Emma Stone è la dea di Damien Chazelle

Il film è ambientato nella Hollywood degli Anni Venti, precisamente nel periodo di passaggio dal muto al sonoro, per dar vita ad un progetto che già dalle prime battute richiederebbe un budget per niente limitato, ma questo consentirebbe al regista di potersi muovere in piena libertà, conducendo un progetto che dia spazio ad una modalità di ripresa diversa e piuttosto personalizzata. Ad accompagnarlo in questa nuova avventura ci sarebbero Emma Stone, con cui il sodalizio artistico si era già consolidato La la Land, in cui l'attrice si è rivelata una vera musa per il regista che, a quanto pare, vuole che sia assolutamente nel suo prossimo film. In fondo è quello che è accaduto anche per Ryan Gosling che, protagonista maschile di La La Land, è stato scelto da Chazelle per interpretare "Il Primo Uomo", presentato alla 75esima Mostra del Cinema di Venezia.

Brad Pitt coprotagonista, Tobey Maguire produttore

La notizia particolarmente interessante riguarderebbe, in realtà, la scelta del coprotagonista di Babylon che sembrerebbe essere Brad Pitt. Non c'è stata ancora la conferma ufficiale, con quale si accerti la presenza di entrambi gli attori nel cast, ma secondo quanto riportato anche da alcune testate americane, le voci potrebbero trasformasi in breve tempo in realtà. Il film, ambientato a Los Angeles, verrà prodotto da Olivia Hamilton, Matt Plouffe, Marc Platt e l'attore Tobey Maguire. Mentre per quanto riguarda la casa di produzione cinematografica a cui verrà affidata la gestione del progetto è molto probabile che sia la Lionsgate, produttrice nel 2017 di La La Land. Insomma, l'idea sembrerebbe quella di non lasciare la via vecchia per la nuova, essendo stata in passato garante di un immediato successo.
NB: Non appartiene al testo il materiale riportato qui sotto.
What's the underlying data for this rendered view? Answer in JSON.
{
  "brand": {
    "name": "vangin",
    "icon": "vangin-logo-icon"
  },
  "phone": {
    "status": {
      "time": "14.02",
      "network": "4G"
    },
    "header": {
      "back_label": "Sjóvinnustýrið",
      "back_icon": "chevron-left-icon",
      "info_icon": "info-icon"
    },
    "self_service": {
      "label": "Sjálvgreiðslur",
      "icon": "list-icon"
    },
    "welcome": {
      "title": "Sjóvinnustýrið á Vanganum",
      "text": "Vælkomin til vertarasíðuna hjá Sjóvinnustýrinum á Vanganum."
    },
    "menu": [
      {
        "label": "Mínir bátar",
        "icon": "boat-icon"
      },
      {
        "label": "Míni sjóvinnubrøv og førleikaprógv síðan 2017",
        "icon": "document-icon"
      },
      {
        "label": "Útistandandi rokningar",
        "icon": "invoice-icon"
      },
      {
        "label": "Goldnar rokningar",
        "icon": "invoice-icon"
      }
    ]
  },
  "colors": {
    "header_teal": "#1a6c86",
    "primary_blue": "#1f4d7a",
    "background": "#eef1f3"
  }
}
Il passaggio dal muto al sonoro ricorre nel cinema

Anche la tematica, in effetti, è stata già affrontata in numerose pellicole, anche piuttosto recenti, come ad esempio "The Artist", dove però lo spettatore vive la particolare esperienza del film totalmente in bianco e nero; o anche in uno dei cult della storia del cinema come "Cantando sotto la pioggia", che affronta proprio la tematica del passaggio dal film muto al sonoro. Tanti sarebbero i titoli, ma sicuramente Chazelle saprà raccontare attraverso il suo modo favolistico e romantico una storia d'altri tempi, in una Hollywood sognante, oppure saprà stupirci utilizzando la macchina da presa come una fluida macchia di colore su una tela bianca.